The locale parameter accepts any valid ISO 639-1 code and will use the appropriate ICU rules for that language.
# How It Works
When you specify a locale:
- Typesense uses ICU libraries for language processing
- The two-letter code is passed directly to ICU's locale handler
- Appropriate language rules are applied for tokenization and text processing
# Setting the Locale
{
"fields": [
{ "name": "title", "type": "string", "locale": "ANY-VALID-ISO-CODE" }
]
}
Where ANY-VALID-ISO-CODE
can be any standard two-letter language code.
# Commonly Used Languages
While any ISO 639-1 code works, here are some commonly used languages with their codes:
Language | Code | Notes |
---|---|---|
Arabic | ar | Right-to-left script |
Chinese | zh | Supports both simplified and traditional |
Dutch | nl | |
English | en | Default if no locale specified |
French | fr | |
German | de | |
Hindi | hi | |
Indonesian | id | |
Italian | it | |
Japanese | ja | |
Korean | ko | |
Malay | ms | |
Polish | pl | |
Portuguese | pt | |
Russian | ru | Cyrillic script |
Greek | el | Cyrillic script |
Spanish | es | |
Thai | th | |
Turkish | tr | |
Vietnamese | vi |
# Language-Specific Features
Different language families receive specialized handling:
# Script-Based Features
CJK Languages (Chinese, Japanese, Korean)

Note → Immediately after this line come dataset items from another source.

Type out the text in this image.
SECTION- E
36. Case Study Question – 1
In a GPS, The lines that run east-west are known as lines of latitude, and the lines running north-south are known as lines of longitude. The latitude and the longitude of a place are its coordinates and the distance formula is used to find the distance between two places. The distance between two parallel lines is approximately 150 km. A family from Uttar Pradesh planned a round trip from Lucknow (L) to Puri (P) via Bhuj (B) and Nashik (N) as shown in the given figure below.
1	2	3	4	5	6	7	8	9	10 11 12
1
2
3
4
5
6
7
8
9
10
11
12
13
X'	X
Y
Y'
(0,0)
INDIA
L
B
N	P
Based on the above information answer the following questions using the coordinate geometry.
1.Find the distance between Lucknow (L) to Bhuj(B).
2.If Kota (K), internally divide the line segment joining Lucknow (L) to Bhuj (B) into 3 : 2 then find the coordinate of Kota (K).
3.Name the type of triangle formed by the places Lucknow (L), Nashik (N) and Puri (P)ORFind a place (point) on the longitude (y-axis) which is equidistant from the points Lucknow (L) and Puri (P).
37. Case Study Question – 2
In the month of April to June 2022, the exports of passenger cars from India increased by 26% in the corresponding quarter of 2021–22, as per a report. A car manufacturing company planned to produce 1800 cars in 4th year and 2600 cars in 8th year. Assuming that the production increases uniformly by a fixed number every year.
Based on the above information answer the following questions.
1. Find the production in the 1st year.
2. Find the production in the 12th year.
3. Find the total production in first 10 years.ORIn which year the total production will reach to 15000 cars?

- Word segmentation without spaces
- Character variant handling
Right-to-Left Scripts (Arabic, Hebrew)
- Proper text direction handling
- Special character normalization
Languages with Special Characters
- Diacritic handling
- Special character normalization
- Proper collation
# Word Segmentation
Some languages receive special word segmentation handling:
- Thai: No spaces between words, requires special breaking rules
- Japanese: Mixed kanji-kana text segmentation
- Vietnamese: Proper handling of tone marks and compounds
- Chinese: Character-based segmentation and variant handling
# Advanced Tokenization Options
# Custom Tokenization with pre_segmented_query
For languages with complex word boundaries or when you need more control over
tokenization, Typesense offers the pre_segmented_query
parameter. This feature
allows you to:
- Use your own tokenizer for both indexing and querying
- Have Typesense simply split on spaces rather than applying its default tokenization rules
This is particularly useful for:
- Chinese and other CJK languages where ML-based word splitting might be more accurate
- Languages with complex compound words
- Special domain-specific tokenization needs
Example usage:
{
"q": "pre tokenized query",
"pre_segmented_query": true
}
When using this feature, ensure that:
- Your indexing tokenization matches your query tokenization
- Tokens are space-separated in both indexed content and queries
- You maintain consistency in your tokenization approach
# Best Practices
Always Specify the Locale if it's not an English field.
{ "fields": [ { "name": "title_vi", "type": "string", "locale": "vi" }, { "name": "title_th", "type": "string", "locale": "th" } ] }
Field Naming Convention Include the language code in field names for multilingual content:
{ "title_en": "English Title", "title_vi": "Tiêu đề tiếng Việt", "title_th": "ชื่อเรื่องภาษาไทย" }
Consider Diacritic Handling
For European languages, consider whether your users are likely to search with or without diacritics.
Custom Tokenization
Consider using
pre_segmented_query
for languages where default tokenization might not be optimal.